Esta herramienta, nos sirve ahora, para ver la evolución de los tranvías y ómnibus fabricados por la John Stephenson Company.

Nº 47 de la calle 27 de NY

  Sin embargo, las fotografías plantean numerosas dudas en lo que respecta a su datación.

Primero, la fecha en que la fotografía se realizó, puede no ser la correspondiente a la fabricación del vehículo o puede darse el caso de coches no suministrados y fotografiados posteriormente con motivo de una posible nueva venta.

Pero si  hay detalles que nos facilitarán la datación, como sus formas constructivas,  y coches que tienen documentada la fecha inicial de construcción, lo que permitirá concluir al menos que la fotografía no es anterior a dicha fecha.

En el caso de estas fotografías en cuestión, la gran mayoría están realizadas en la puerta de la fábrica situada en el n.º 47 de la calle 27 de NY, lo que nos da ya un primer plazo y es el periodo en que dicho edificio fue sede de la John Stephenson Company entre 1843 y 1898, año que se trasladaría a Elizabeth en Nueva Jersey,

Además las fotografías muestran modificaciones en la fachada. Una muy evidente  placa de numeración de la calle, en las fotos más antiguas no aparece, luego aparece como n.º 39 a 47 y finalmente como 35 a 47.



Esto nos da unas horquillas de tiempo en  situar las fotografías: de 1843 a 1877 no aparece placa de numeración en el portal de la factoría.

Entre 1877 y 1884 podríamos datar el periodo que el nº. en el portal fue 39 a 47.



Finalmente el último periodo corresponde a la numeración 35 a 47, posiblemente por una ampliación de terrenos y correspondería al periodo 1885 a 1898.

En las fotografías adjuntas es posible ver este cambio y así  podemos datar los coches que  aparecen en ellas.



TRANVÍAS CON IMPERIAL FABRICADOS POR JOHN STEPHENSON Co.


Aún no siendo los más numerosos, los coches con imperial sí son de gran significación pues en ellos es posible ver los sucesivos avances en la técnica de construcción de tranvías.

Un detalle obvio es que los coches más antiguos empleaban escaleras de mano para acceder al imperial, mientras que los posteriores a 1868 ya tenían acceso por escalera de caracol.

Pero el principal elemento de los coches de tranvías, en la época de tracción animal, era la rodadura.

En estos tranvías no existía lo que hoy se denomina "truck", las ruedas se acoplaban al chasis del tranvía mediante unas cajas de rodadura que hacían la función de engrase y de suspensión.

Estas cajas eran básicamente un rodamiento de engrase del eje fijado a una horquilla que mediante muelles metálicos o de caucho amortiguaban el movimiento y compensaban las posibles desigualdades que pudiera tener la vía.

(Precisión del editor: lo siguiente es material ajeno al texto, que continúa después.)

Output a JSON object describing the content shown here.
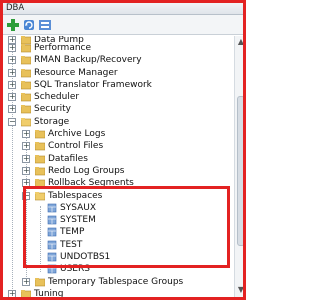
{
  "window": {
    "title": "DBA"
  },
  "tree": {
    "items": [
      {
        "label": "Data Pump"
      },
      {
        "label": "Performance"
      },
      {
        "label": "RMAN Backup/Recovery"
      },
      {
        "label": "Resource Manager"
      },
      {
        "label": "SQL Translator Framework"
      },
      {
        "label": "Scheduler"
      },
      {
        "label": "Security"
      },
      {
        "label": "Storage"
      },
      {
        "label": "Archive Logs"
      },
      {
        "label": "Control Files"
      },
      {
        "label": "Datafiles"
      },
      {
        "label": "Redo Log Groups"
      },
      {
        "label": "Rollback Segments"
      },
      {
        "label": "Tablespaces"
      },
      {
        "label": "SYSAUX"
      },
      {
        "label": "SYSTEM"
      },
      {
        "label": "TEMP"
      },
      {
        "label": "TEST"
      },
      {
        "label": "UNDOTBS1"
      },
      {
        "label": "USERS"
      },
      {
        "label": "Temporary Tablespace Groups"
      },
      {
        "label": "Tuning"
      }
    ]
  },
  "colors": {
    "highlight": "#e32222",
    "folder": "#e8c15a",
    "db": "#e5ad4f",
    "table": "#7fa6d8"
  }
}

Para poder apreciar estos detalles, se ha realizado una hoja agrupando diferentes coches imperiales fabricados por la J.S. Co. y destacando las cajas de rodadura empleadas de forma cronológica.

La última caja esta datada hacía 1886 y fue presentada en un artículo de la revista The Street Rail Journal de diciembre de aquel año.

Esta caja es la que llevaba el coche que presentó la John Stephenson Co. en la Exposición Universal de Barcelona de 1888. Es probable que la compañía quisiera obtener un pedido de la Compañía de Tranvías de Barcelona, de ahí la decoración del coche y el rótulo Ramblas, en aquel momento la Cia. de Tranvías de Barcelona estaba en fase de expansión con el proyecto de absorber las líneas de Circunvalación y del Ensanche, cosa que se verificaría en pocos años.

Sin embargo, la “Compañía Inglesa” preferiría mantener sus proveedores habituales, y el coche fue finalmente comprado por el Tranvía de Barcelona Ensanche y Gracia, pese a ser muy diferente al material usado por dicha compañía.

La fotografía y el grabado al final de la tabla, ha generado multitud de confusiones por los rótulos del coche, a pesar de que al pie de la foto esta claramente indicado el nombre de la compañía que lo adquirió.


Otra foto del tranvía de J.S.Co. con personal del T de B E y G.